La ocupación sentó las bases materiales para terminar con la época de los caudillos e iniciar la de la dictadura. El hombre para encabezar ese proceso no era Horacio Vásquez. Era Rafael Leónidas Trujillo. Horacio no podía domar la sociedad política de entonces, tan inclinada al desorden y a las conspiraciones. Trujillo tenía talento natural para mandar a los hombres, vocación para gobernar, ambición de poder, y una capacidad ilimitada de trabajo. Era un trabajador organizado y también un malicioso y terrible criminal. José Rafael Lantigua, exquisito escritor, dueño de una prosa elegante, que envuelve al lector de principio a fin, en un brillante trabajo escribe: «Trujillo traía consigo, para el ejercicio del poder, cualidades, habilidades, destrezas y malicias. Todo junto.Todo revuelto. Nadie puede ascender al poder absoluto y mantenerse en él por tres decenios, si no posee cualidades propias que no fueron forjadas ni por la formación recibida de los marines, ni mucho menos por el azar».

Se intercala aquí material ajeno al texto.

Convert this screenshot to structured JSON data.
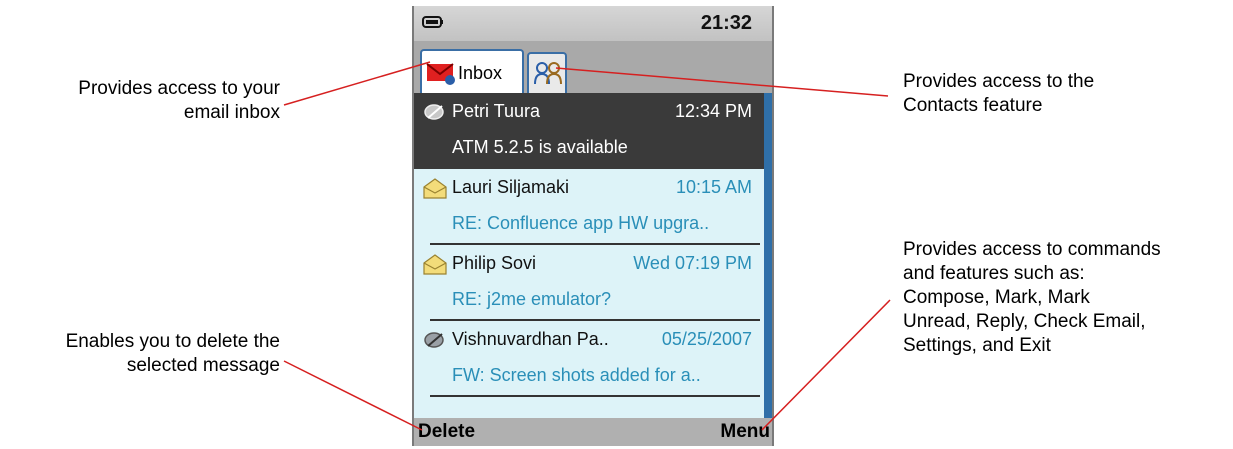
{
  "callouts": {
    "inbox_line1": "Provides access to your",
    "inbox_line2": "email inbox",
    "contacts_line1": "Provides access to the",
    "contacts_line2": "Contacts feature",
    "delete_line1": "Enables you to delete the",
    "delete_line2": "selected message",
    "menu_line1": "Provides access to commands",
    "menu_line2": "and features such as:",
    "menu_line3": "Compose, Mark, Mark",
    "menu_line4": "Unread, Reply, Check Email,",
    "menu_line5": "Settings, and Exit"
  },
  "status": {
    "clock": "21:32",
    "battery_icon": "battery-icon"
  },
  "tabs": [
    {
      "label": "Inbox",
      "icon": "mail-icon",
      "active": true
    },
    {
      "label": "",
      "icon": "contacts-icon",
      "active": false
    }
  ],
  "messages": [
    {
      "sender": "Petri Tuura",
      "time": "12:34 PM",
      "subject": "ATM 5.2.5 is available",
      "icon": "opened-mail-icon",
      "selected": true
    },
    {
      "sender": "Lauri Siljamaki",
      "time": "10:15 AM",
      "subject": "RE: Confluence app HW upgra..",
      "icon": "open-envelope-icon",
      "selected": false
    },
    {
      "sender": "Philip Sovi",
      "time": "Wed 07:19 PM",
      "subject": "RE: j2me emulator?",
      "icon": "open-envelope-icon",
      "selected": false
    },
    {
      "sender": "Vishnuvardhan Pa..",
      "time": "05/25/2007",
      "subject": "FW: Screen shots added for a..",
      "icon": "opened-mail-icon",
      "selected": false
    }
  ],
  "softkeys": {
    "left": "Delete",
    "right": "Menu"
  },
  "colors": {
    "accent": "#2a8fb8",
    "list_bg": "#ddf3f8",
    "selected_bg": "#3a3a3a",
    "leader_line": "#d62020",
    "scrollbar": "#2f6fa8"
  }
}
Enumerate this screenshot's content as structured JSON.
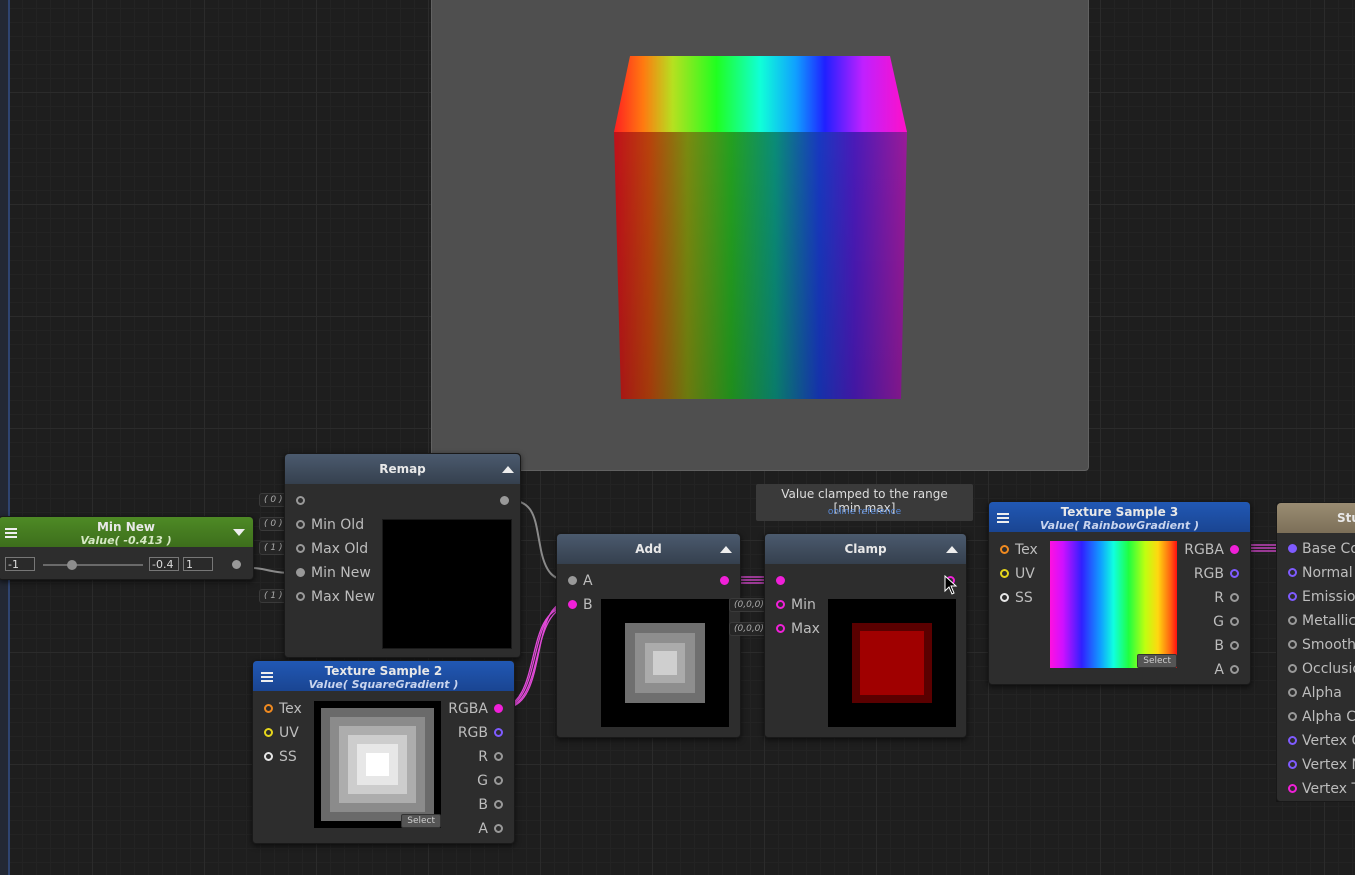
{
  "colors": {
    "magenta_wire": "#e24ad9",
    "port_orange": "#f08a20",
    "port_yellow": "#e6d61c",
    "port_white": "#e6e6e6",
    "port_purple": "#7f5bff",
    "port_magenta": "#f020d8",
    "port_gray": "#9a9a9a",
    "header_blue": "#1d4ea3",
    "header_green": "#4d8a22",
    "header_slate": "#3d4a5c"
  },
  "tooltip": {
    "text": "Value clamped to the range [min,max]",
    "link": "online reference"
  },
  "min_new_node": {
    "title": "Min New",
    "subtitle": "Value( -0.413 )",
    "slider_min": "-1",
    "slider_value": "-0.4",
    "slider_max": "1",
    "level": 0.29
  },
  "remap_node": {
    "title": "Remap",
    "inputs": [
      "",
      "Min Old",
      "Max Old",
      "Min New",
      "Max New"
    ],
    "defaults": [
      "( 0 )",
      "( 0 )",
      "( 1 )",
      "( 1 )"
    ]
  },
  "texture_sample_2": {
    "title": "Texture Sample 2",
    "subtitle": "Value( SquareGradient )",
    "inputs": [
      "Tex",
      "UV",
      "SS"
    ],
    "outputs": [
      "RGBA",
      "RGB",
      "R",
      "G",
      "B",
      "A"
    ],
    "select_label": "Select"
  },
  "add_node": {
    "title": "Add",
    "inputs": [
      "A",
      "B"
    ],
    "defaults": [
      "(0,0,0)",
      "(0,0,0)"
    ]
  },
  "clamp_node": {
    "title": "Clamp",
    "inputs": [
      "Min",
      "Max"
    ]
  },
  "texture_sample_3": {
    "title": "Texture Sample 3",
    "subtitle": "Value( RainbowGradient )",
    "inputs": [
      "Tex",
      "UV",
      "SS"
    ],
    "outputs": [
      "RGBA",
      "RGB",
      "R",
      "G",
      "B",
      "A"
    ],
    "select_label": "Select"
  },
  "output_node": {
    "title": "Stu",
    "inputs": [
      "Base Co",
      "Normal",
      "Emission",
      "Metallic",
      "Smoothr",
      "Occlusio",
      "Alpha",
      "Alpha Cl",
      "Vertex O",
      "Vertex N",
      "Vertex T"
    ]
  }
}
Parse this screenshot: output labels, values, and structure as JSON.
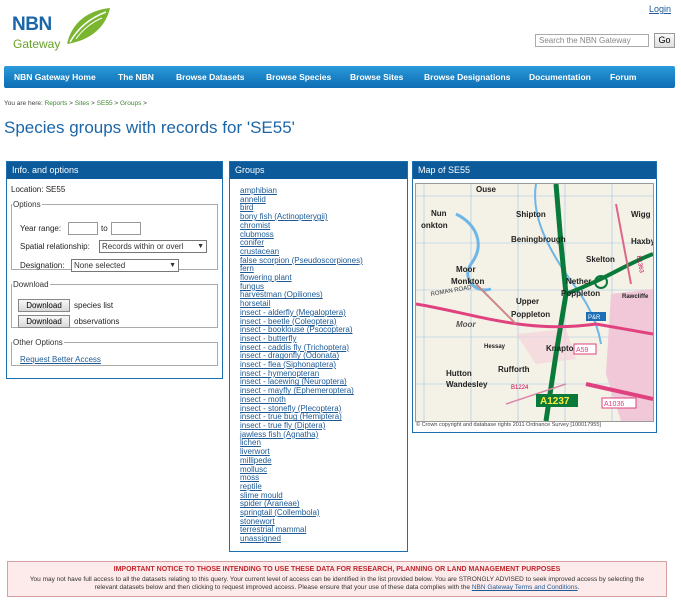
{
  "header": {
    "logo_line1": "NBN",
    "logo_line2": "Gateway",
    "login": "Login",
    "search_placeholder": "Search the NBN Gateway",
    "go": "Go"
  },
  "nav": [
    "NBN Gateway Home",
    "The NBN",
    "Browse Datasets",
    "Browse Species",
    "Browse Sites",
    "Browse Designations",
    "Documentation",
    "Forum"
  ],
  "breadcrumb": {
    "prefix": "You are here:",
    "items": [
      "Reports",
      "Sites",
      "SE55",
      "Groups"
    ]
  },
  "page_title": "Species groups with records for 'SE55'",
  "info": {
    "heading": "Info. and options",
    "location": "Location: SE55",
    "options_legend": "Options",
    "year_range_label": "Year range:",
    "to_label": "to",
    "spatial_label": "Spatial relationship:",
    "spatial_value": "Records within or overl",
    "designation_label": "Designation:",
    "designation_value": "None selected",
    "download_legend": "Download",
    "download_button": "Download",
    "species_list": "species list",
    "observations": "observations",
    "other_legend": "Other Options",
    "request_link": "Request Better Access"
  },
  "groups": {
    "heading": "Groups",
    "items": [
      "amphibian",
      "annelid",
      "bird",
      "bony fish (Actinopterygii)",
      "chromist",
      "clubmoss",
      "conifer",
      "crustacean",
      "false scorpion (Pseudoscorpiones)",
      "fern",
      "flowering plant",
      "fungus",
      "harvestman (Opiliones)",
      "horsetail",
      "insect - alderfly (Megaloptera)",
      "insect - beetle (Coleoptera)",
      "insect - booklouse (Psocoptera)",
      "insect - butterfly",
      "insect - caddis fly (Trichoptera)",
      "insect - dragonfly (Odonata)",
      "insect - flea (Siphonaptera)",
      "insect - hymenopteran",
      "insect - lacewing (Neuroptera)",
      "insect - mayfly (Ephemeroptera)",
      "insect - moth",
      "insect - stonefly (Plecoptera)",
      "insect - true bug (Hemiptera)",
      "insect - true fly (Diptera)",
      "jawless fish (Agnatha)",
      "lichen",
      "liverwort",
      "millipede",
      "mollusc",
      "moss",
      "reptile",
      "slime mould",
      "spider (Araneae)",
      "springtail (Collembola)",
      "stonewort",
      "terrestrial mammal",
      "unassigned"
    ]
  },
  "map": {
    "heading": "Map of SE55",
    "places": [
      "Ouse",
      "Nun",
      "Shipton",
      "Wigg",
      "onkton",
      "Beningbrough",
      "Haxby",
      "Skelton",
      "Moor",
      "Monkton",
      "Nether",
      "Poppleton",
      "Rawcliffe",
      "Upper",
      "Poppleton",
      "Moor",
      "Hessay",
      "Knapton",
      "Hutton",
      "Wandesley",
      "Rufforth"
    ],
    "roads": [
      "A1237",
      "A59",
      "A1036",
      "B1363",
      "B1224",
      "ROMAN ROAD",
      "P&R"
    ],
    "copyright": "© Crown copyright and database rights 2011 Ordnance Survey [100017955]"
  },
  "notice": {
    "heading": "IMPORTANT NOTICE TO THOSE INTENDING TO USE THESE DATA FOR RESEARCH, PLANNING OR LAND MANAGEMENT PURPOSES",
    "body": "You may not have full access to all the datasets relating to this query. Your current level of access can be identified in the list provided below. You are STRONGLY ADVISED to seek improved access by selecting the relevant datasets below and then clicking to request improved access. Please ensure that your use of these data complies with the",
    "link": "NBN Gateway Terms and Conditions",
    "end": "."
  },
  "colors": {
    "nav": "#1b86cc",
    "panel_head": "#0c5a9a",
    "title": "#1c66a8",
    "logo_green": "#6aa12a",
    "notice_red": "#c0282e"
  }
}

Los detalles, por pequeños que sean, definen lo que son las personas. Creo, como Emil Ludwing, que un pequeño detalle habla más de una persona que muchos discursos. Hay una anécdota narrada por el doctor Mario Read Vittini en su libro, Trujillo de cerca, que a mi juicio habla por si sola de lo que era Trujillo. Ocurrió el 16 de agosto de 1930, el día de su ascenso al poder. Ese día, como es normal, el hombre cumplió con todos los ritos del poder. Fue al Senado, se puso la ñoña, pronunció su discurso, fue a la iglesia, saludó y habló con millares, y en la noche fue celebrada en el Hotel Fausto, el más lujoso de entonces, una grandiosa fiesta en su honor. Bailó, bebió y cherchó toda la noche. La fiesta terminó bien entrada la madrugada del 17. Cuando todos pensaron que el nuevo presidente iba a ir a su casa a dormir, el hombre, en caballo, enfiló para San Cristóbal. Sí, para su natal San Cristóbal. En el camino, al llegar a la sección de El Hatillo, entre claro y oscuro, alcanza a ver a un hombre. Se detiene. Era, narra Read Vittini, «un campesino centenario llamado Saón, viejo guerrillero, que ese día en la madrugada desyerbaba en su conuco a la orilla del Camino Real, por donde venía Trujillo y su Estado Mayor. Al ver a Saón, Trujillo detuvo su caballo y lo llamó y al acercarse éste, le dijo:
- Saón, tu sabes que ya yo soy el Presidente?
- Sí señor Brigadier, contestó Saón, yo sé que usted se juramentó ayer.
- Pues ven. Dame un abrazo.
- Perdóname, Brigadier, pero estoy muy sudado.
- No importa. Tu sudor es de trabajo y ese es un sudor que honra. Ven, dame un abrazo. Y lo abrazó».
Se despidió de Saón y siguió su camino. Llegó a la casa de los abuelos de Read Vittini. Debía ser ya las seis de la mañana. Solo allí, sigue diciendo Read Vittini, «se despojó de la chaqueta del frac militar que había vestido en las ceremonias de la juramentación». Y descansó en camisa manga corta. Ese era el hombre que iba a gobernar este país 31 años, largos y oprobiosos, capaz el primer día de su gobierno, tras una jornada completa de ajetreos y festejos, de salir a caballo a las cuatro de la madrugada a recorrer más de 20 kilómetros, en vez de ir a su residencia a dormir plácidamente, como haría cualquier presidente de ahora, y de antes. Claro, si no se llama Rafael Leónidas Trujillo Molina.